Its pretty common for an ML model to lose accuracy at various points during training. But presumably that means they are worse so why do we take the last version instead of the one that had the highest accuracy?

In: 1

Hopefully someone more qualified to answer this comes by, but my understanding is that more training with lower accuracy is better simply because it likely has a better set of parameters to work from.

Imagine a ML model that tries to determine if a number is prime without doing a sieve. And your random number generator keeps accidentally churning out multiples of 2, 3 and 5. The model tries some approach but lands on “always false” as one solution and it keeps working…until it lands on a real prime and fails. Now, do you want to stop at 100% accuracy because “all numbers are probably not prime” or do you want to keep training it on data to see if it comes up with a better solution?

When the model’s accuracy is very high, it’s likely to be “overfit,” which would mean it is only accurate for the data you trained it with. In other words, it doesn’t generalize. It can’t deal with data it hasn’t seen before.

There are methods to combat this, such as testing the trained model with a different set of data than the data you trained it with. However, if you pick from a set of trained models based on their test results, you’re effectively using the test data as part of the training data, which defeats the purpose entirely.

Your goal is to find the highest mountain. but you’re kind of blind, and can only measure how tall the mountain is when you reach the peak of it. Once you reach that peak you might need to try a different mountain, which requires going back down.

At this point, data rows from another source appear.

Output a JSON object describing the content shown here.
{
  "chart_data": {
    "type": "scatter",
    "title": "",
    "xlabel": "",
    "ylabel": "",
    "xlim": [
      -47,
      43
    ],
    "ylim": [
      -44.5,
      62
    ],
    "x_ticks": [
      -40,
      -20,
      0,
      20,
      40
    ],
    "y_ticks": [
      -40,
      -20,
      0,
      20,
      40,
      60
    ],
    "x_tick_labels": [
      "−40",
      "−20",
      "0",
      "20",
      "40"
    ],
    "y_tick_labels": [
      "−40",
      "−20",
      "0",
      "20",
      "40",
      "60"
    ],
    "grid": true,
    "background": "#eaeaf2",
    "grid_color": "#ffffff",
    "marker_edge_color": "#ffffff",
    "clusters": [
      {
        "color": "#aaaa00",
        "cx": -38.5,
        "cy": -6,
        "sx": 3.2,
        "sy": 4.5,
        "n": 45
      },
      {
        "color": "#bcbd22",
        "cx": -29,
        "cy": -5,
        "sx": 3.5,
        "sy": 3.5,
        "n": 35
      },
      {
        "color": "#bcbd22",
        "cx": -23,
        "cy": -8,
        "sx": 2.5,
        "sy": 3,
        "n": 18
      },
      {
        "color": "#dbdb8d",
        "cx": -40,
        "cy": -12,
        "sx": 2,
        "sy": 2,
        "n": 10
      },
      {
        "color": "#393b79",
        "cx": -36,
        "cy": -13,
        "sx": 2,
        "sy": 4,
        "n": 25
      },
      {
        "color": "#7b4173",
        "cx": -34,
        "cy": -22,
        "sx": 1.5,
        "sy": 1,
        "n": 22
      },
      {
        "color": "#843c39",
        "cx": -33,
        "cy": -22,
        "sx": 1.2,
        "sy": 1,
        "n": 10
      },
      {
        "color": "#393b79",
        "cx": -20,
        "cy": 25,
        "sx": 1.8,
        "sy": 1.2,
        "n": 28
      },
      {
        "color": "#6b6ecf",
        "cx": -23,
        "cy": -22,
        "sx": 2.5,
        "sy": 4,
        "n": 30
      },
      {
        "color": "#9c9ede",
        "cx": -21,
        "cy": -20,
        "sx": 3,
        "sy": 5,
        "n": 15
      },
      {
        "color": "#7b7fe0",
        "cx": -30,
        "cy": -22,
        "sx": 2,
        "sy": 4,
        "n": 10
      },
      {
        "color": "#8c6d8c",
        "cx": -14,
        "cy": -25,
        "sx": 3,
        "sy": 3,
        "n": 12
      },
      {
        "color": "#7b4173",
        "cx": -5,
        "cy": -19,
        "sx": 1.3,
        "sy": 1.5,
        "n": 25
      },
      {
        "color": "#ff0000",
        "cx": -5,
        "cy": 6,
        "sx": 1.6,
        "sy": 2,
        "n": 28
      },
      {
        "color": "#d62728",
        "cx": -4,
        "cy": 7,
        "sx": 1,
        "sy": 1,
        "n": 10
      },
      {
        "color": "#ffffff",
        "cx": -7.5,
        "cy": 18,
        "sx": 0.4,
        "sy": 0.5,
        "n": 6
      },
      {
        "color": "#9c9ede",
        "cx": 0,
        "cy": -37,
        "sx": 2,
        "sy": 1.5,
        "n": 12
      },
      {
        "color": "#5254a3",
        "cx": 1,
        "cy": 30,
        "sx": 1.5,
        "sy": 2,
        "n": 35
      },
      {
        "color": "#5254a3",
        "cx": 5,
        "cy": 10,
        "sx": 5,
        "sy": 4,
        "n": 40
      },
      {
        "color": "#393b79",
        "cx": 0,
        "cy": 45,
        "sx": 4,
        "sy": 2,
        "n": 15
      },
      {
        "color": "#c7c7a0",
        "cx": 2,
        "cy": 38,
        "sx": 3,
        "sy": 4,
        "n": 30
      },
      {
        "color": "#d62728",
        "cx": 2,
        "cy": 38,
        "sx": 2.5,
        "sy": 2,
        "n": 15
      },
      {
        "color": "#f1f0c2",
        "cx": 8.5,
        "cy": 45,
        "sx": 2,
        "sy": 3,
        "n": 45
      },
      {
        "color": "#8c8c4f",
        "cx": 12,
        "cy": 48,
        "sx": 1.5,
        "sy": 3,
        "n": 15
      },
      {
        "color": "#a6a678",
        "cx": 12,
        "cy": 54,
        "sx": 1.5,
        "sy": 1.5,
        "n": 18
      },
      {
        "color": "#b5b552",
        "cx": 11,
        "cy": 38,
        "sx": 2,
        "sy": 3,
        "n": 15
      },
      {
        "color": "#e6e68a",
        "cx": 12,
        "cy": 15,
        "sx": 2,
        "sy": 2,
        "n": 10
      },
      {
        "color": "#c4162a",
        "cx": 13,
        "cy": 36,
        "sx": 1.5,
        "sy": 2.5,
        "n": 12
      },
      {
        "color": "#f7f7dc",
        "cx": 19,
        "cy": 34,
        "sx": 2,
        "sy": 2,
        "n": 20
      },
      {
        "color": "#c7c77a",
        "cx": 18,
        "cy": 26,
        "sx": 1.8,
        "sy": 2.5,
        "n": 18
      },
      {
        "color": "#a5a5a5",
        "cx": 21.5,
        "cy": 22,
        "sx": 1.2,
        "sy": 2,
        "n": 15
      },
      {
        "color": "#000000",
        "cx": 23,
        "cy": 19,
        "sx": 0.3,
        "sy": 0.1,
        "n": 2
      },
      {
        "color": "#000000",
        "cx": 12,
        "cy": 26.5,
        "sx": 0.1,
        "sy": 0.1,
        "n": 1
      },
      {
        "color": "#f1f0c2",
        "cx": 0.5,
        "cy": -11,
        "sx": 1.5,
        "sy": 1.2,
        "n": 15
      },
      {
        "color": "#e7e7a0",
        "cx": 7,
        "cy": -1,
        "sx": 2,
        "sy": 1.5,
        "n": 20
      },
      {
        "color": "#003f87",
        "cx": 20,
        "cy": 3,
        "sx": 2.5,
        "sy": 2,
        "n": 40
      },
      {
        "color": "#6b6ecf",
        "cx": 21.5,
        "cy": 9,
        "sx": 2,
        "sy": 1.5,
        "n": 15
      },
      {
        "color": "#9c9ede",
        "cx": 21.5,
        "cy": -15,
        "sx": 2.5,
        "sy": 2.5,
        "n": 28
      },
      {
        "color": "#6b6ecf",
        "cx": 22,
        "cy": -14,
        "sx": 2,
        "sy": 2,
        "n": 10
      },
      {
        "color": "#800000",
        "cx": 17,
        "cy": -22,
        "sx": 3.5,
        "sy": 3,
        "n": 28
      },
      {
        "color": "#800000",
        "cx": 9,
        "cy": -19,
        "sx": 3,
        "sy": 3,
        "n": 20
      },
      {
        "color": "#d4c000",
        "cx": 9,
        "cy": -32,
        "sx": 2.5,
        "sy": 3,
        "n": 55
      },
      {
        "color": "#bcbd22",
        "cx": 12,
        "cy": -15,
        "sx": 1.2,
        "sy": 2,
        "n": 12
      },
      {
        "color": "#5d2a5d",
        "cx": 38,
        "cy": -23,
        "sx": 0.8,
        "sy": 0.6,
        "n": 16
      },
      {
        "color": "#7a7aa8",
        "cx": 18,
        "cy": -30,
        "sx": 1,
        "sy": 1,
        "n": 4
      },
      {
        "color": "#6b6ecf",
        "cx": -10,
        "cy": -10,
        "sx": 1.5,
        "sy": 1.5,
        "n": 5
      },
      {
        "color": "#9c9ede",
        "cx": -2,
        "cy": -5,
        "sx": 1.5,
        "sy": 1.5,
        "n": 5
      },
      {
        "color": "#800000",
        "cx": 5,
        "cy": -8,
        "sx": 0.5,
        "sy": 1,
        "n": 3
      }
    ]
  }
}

There are also situations where the AI is recognizing specific images in the training data, rather than the characteristics of those images you want to distinguish. Or it might get hung up on a correlation in the training data, for example if you have a model that’s supposed to distinguish dogs from cats, you might accidentally make a leash detecting AI, and need to add a bunch of images of dogs without leashes to steer the AI back to what you want, even if it means you perform worse on the original data set.

ELI5: what’s an ML model?

Q:what’s an ML model? Initialisms make it hard to google correctly.